Parkinson disease has a face.
According to Parkinson Alberta, more than 10,000 people in the province are living with the disease.
One of those persons is 65 year-old Doug Durovick who is helping to speak about the impact of the disease on those inflicted with it and families during Parkinson awareness month in April.
“Shake, rattle and roll.” That’s how the Lloydminster resident described the effect of the neurodegenerative disease on his body.
“You just shake and it quietens down a bit,” he said noting he also suffers from hot flashes and lots of pain.”
Tremors, rigidity and stooped walking are other physical symptoms of Parkinson.
While he’s in the care of his wife at home and able to walk on his own, his daughter Lauren Looy is carrying the torch to spread awareness of Parkinson in the region during the month.
Looy is the client services coordinator of Parkinson Alberta who is creating awareness about the day-to-day reality of Albertans living with and affected by the disease.
“It’s definitely a family disease,” said Looy.
“It affects the care partner whether its the spouse or the family.”
Her dad is featured in one of the Parkinson Alberta’s Faces of Parkinson video series along with a role by Looy.
The family impact video was made in 2015 to promote the annual Step ‘N Stride fundraiser to be held Sept.10 at Bud Miller All Seasons Park.
Three new Faces of Parkinson video stories can be viewed at www. parkinsonalberta.ca/parkinsonawarenessmonth2016.
Durovich takes seven different pills for his symptoms which are helped by exercise, one of the research findings about Parkinson.
“The more exercise you do, the better, but sometimes you can’t do it,” he said.
Durovick was diagnosed with the disease seven years ago and he said education month is very important to him.
“It’s the only way that Parkinson gets funded,” he said, adding there is no known cause or cure yet.
He said they don’t know if it’s hereditary or if it’s the luck of the draw.
Parkinson awareness month is a time to focus on the work Parkinson Alberta does for people like Durovich with support services, educational opportunities, exercise and funding for research.
Every Tuesday and Wednesday in April, a portion of proceeds from the sale of a regular pizza from Firecrust Neapolitan Pizzeria and regular Wok Box meals will go to Parkinson Alberta.
“We’ll have signs up at both restaurants and we just ask people to say ‘proceeds to Alberta Parkinson please’ and at the end of the month they will tally it up and give us funds,” said Looy.
Tulips, the adopted flower of Parkinson will be for sale at the LloydMall Friday to Sunday.
Plans are also underway to bring Parkinson Alberta CEO John Petryshen to town to talk about funding and the growth of the organization on April 19 at a a location to be determined.
Another fundraiser will be held during a Brazilian steak night at Tier Ultra Lounge April 20.
Awareness month will wrap on with an education day on the 26 at Southridge Community Church from 10:30 a.m to 4 p.m. with local presenters.
“We are going to have a program sampler day,” said Looy.
“We will have yoga as well as singing and voice therapy.”
Melanie Genge will present Spirit Warrior Yoga to show how yoga can help people with Parkinson build endurance, strength and flexibility.
“That’s the key thing – there is research showing that exercise is the best thing to slow down the progression of the disease and the medication is to help with the symptoms” said Looy.
“Exercise is huge – leaps and strides with people’s progression.”
Glen and Verna Johnston will lead an exercise pattern dance that’s supposedly good for the body and the mind.
Kathryn Edwards will lead attendees in therapeutic voice exercises and singing.
“There are also non motor symptoms of Parkinson, so that’s the quieting of your voice,” said Looy.
“You lose capacity in your lungs so you can’t get that volume out.”
She noted your vocal chords kind of lose their strength as well.
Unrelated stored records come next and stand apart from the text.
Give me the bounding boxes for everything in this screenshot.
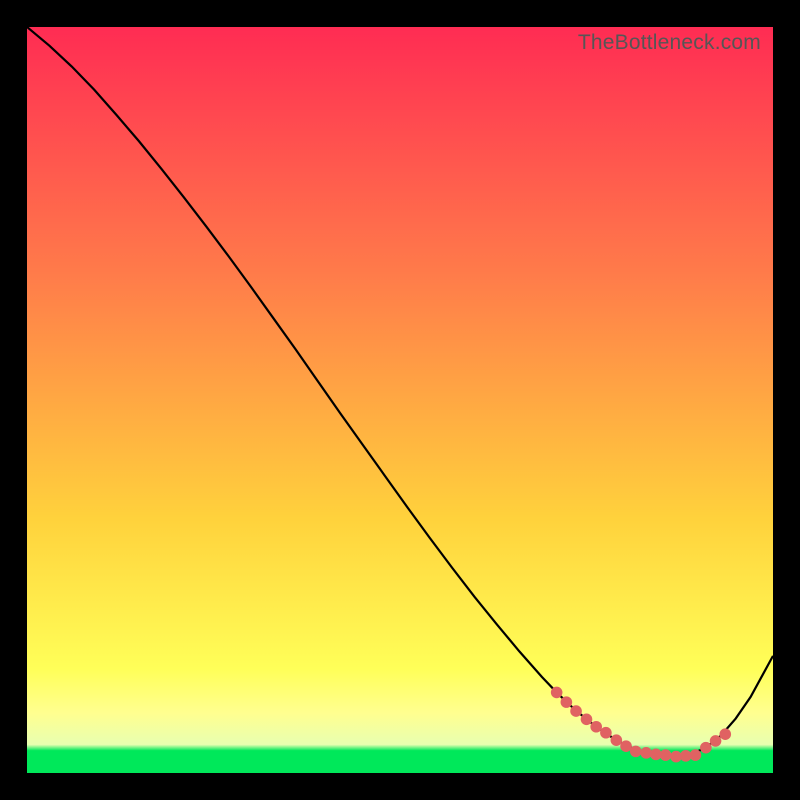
marker-dot (570, 705, 582, 717)
marker-dot (700, 742, 712, 754)
marker-dot (640, 747, 652, 759)
marker-dot (719, 728, 731, 740)
marker-dot (600, 727, 612, 739)
marker-dot (710, 735, 722, 747)
marker-dot (660, 749, 672, 761)
chart-frame: TheBottleneck.com (27, 27, 773, 773)
gradient-background (27, 27, 773, 773)
bottleneck-chart (27, 27, 773, 773)
marker-dot (561, 696, 573, 708)
marker-dot (590, 721, 602, 733)
marker-dot (630, 746, 642, 758)
marker-dot (551, 687, 563, 699)
marker-dot (690, 749, 702, 761)
marker-dot (611, 734, 623, 746)
marker-dot (581, 713, 593, 725)
attribution-label: TheBottleneck.com (578, 31, 761, 55)
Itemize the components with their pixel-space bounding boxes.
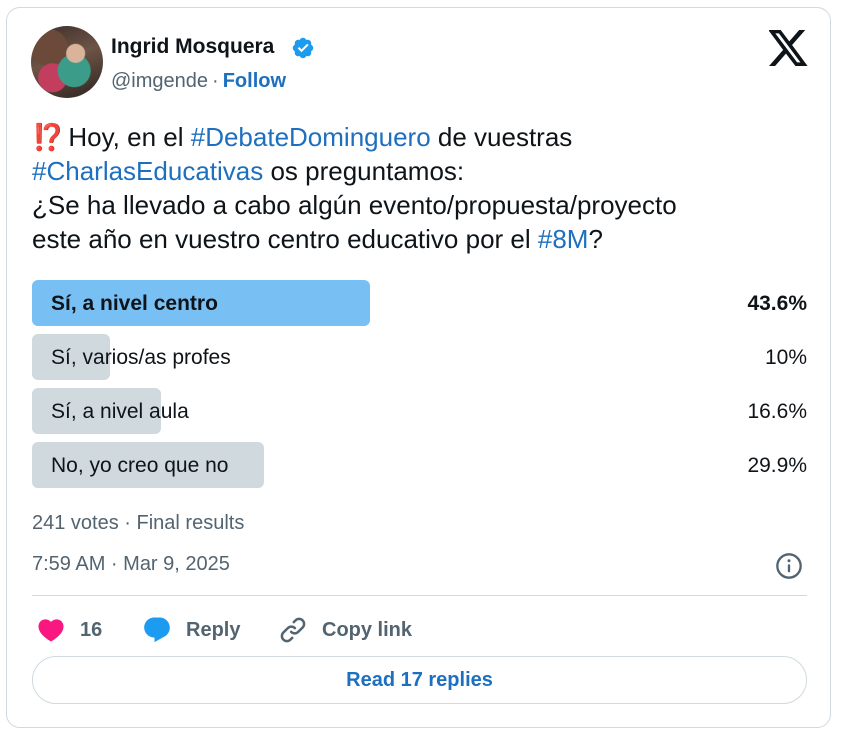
reply-bubble-icon xyxy=(144,617,170,643)
hashtag-8m[interactable]: #8M xyxy=(538,224,589,254)
divider xyxy=(32,595,807,596)
poll-option: Sí, a nivel aula 16.6% xyxy=(32,388,807,434)
like-count: 16 xyxy=(80,618,103,641)
heart-icon xyxy=(38,619,64,642)
like-button[interactable]: 16 xyxy=(36,612,102,648)
tweet-text-segment: ? xyxy=(588,224,603,254)
avatar[interactable] xyxy=(31,26,103,98)
info-icon[interactable] xyxy=(775,552,803,580)
author-handle[interactable]: @imgende xyxy=(111,70,208,92)
poll-meta: 241 votes · Final results xyxy=(32,512,245,534)
author-name[interactable]: Ingrid Mosquera xyxy=(111,35,274,59)
poll-option: Sí, varios/as profes 10% xyxy=(32,334,807,380)
poll-option: Sí, a nivel centro 43.6% xyxy=(32,280,807,326)
poll-option-label: Sí, a nivel centro xyxy=(51,292,218,315)
copy-link-label: Copy link xyxy=(322,618,413,641)
copy-link-button[interactable]: Copy link xyxy=(278,612,412,648)
follow-button[interactable]: Follow xyxy=(223,70,286,92)
poll-option-label: Sí, varios/as profes xyxy=(51,346,231,369)
poll-option: No, yo creo que no 29.9% xyxy=(32,442,807,488)
tweet-line-2: #CharlasEducativas os preguntamos: xyxy=(32,154,822,188)
tweet-text-segment: este año en vuestro centro educativo por… xyxy=(32,224,538,254)
interrobang-emoji: ⁉️ xyxy=(32,122,64,152)
tweet-line-4: este año en vuestro centro educativo por… xyxy=(32,222,822,256)
reply-button[interactable]: Reply xyxy=(142,612,240,648)
poll-option-percent: 16.6% xyxy=(747,400,807,423)
timestamp[interactable]: 7:59 AM · Mar 9, 2025 xyxy=(32,553,230,576)
link-icon xyxy=(280,617,306,643)
tweet-text-segment: os preguntamos: xyxy=(263,156,465,186)
poll-option-percent: 10% xyxy=(764,346,807,369)
verified-badge-icon xyxy=(292,37,314,59)
tweet-text-segment: de vuestras xyxy=(430,122,573,152)
tweet-card: Ingrid Mosquera @imgende · Follow ⁉️ Hoy, e… xyxy=(6,7,831,728)
read-replies-button[interactable]: Read 17 replies xyxy=(32,656,807,704)
reply-label: Reply xyxy=(186,618,241,641)
tweet-line-1: ⁉️ Hoy, en el #DebateDominguero de vuestr… xyxy=(32,120,822,154)
handle-row: @imgende · Follow xyxy=(111,70,286,93)
poll-option-percent: 29.9% xyxy=(747,454,807,477)
hashtag-charlas-educativas[interactable]: #CharlasEducativas xyxy=(32,156,263,186)
tweet-line-3: ¿Se ha llevado a cabo algún evento/propu… xyxy=(32,190,677,220)
tweet-text-segment: Hoy, en el xyxy=(68,122,191,152)
hashtag-debate-dominguero[interactable]: #DebateDominguero xyxy=(191,122,431,152)
x-logo-icon[interactable] xyxy=(769,30,809,66)
poll-option-percent: 43.6% xyxy=(747,292,807,315)
poll-option-label: No, yo creo que no xyxy=(51,454,229,477)
separator-dot: · xyxy=(212,70,219,92)
poll-option-label: Sí, a nivel aula xyxy=(51,400,189,423)
tweet-text: ⁉️ Hoy, en el #DebateDominguero de vuestr… xyxy=(32,120,822,256)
Some people with Parkinson also have trouble swallowing and they drool as a result.
Others with Parkinson display what Looy calls facial masking.
“They look like they are really grumpy, but they could think that they’re smiling – they don’t have the muscles in their face,” she explained.
Shirley Scott from the Walking Through Grief Society will help people to deal with the sense of loss from a loved one being diagnosed with Parkinson.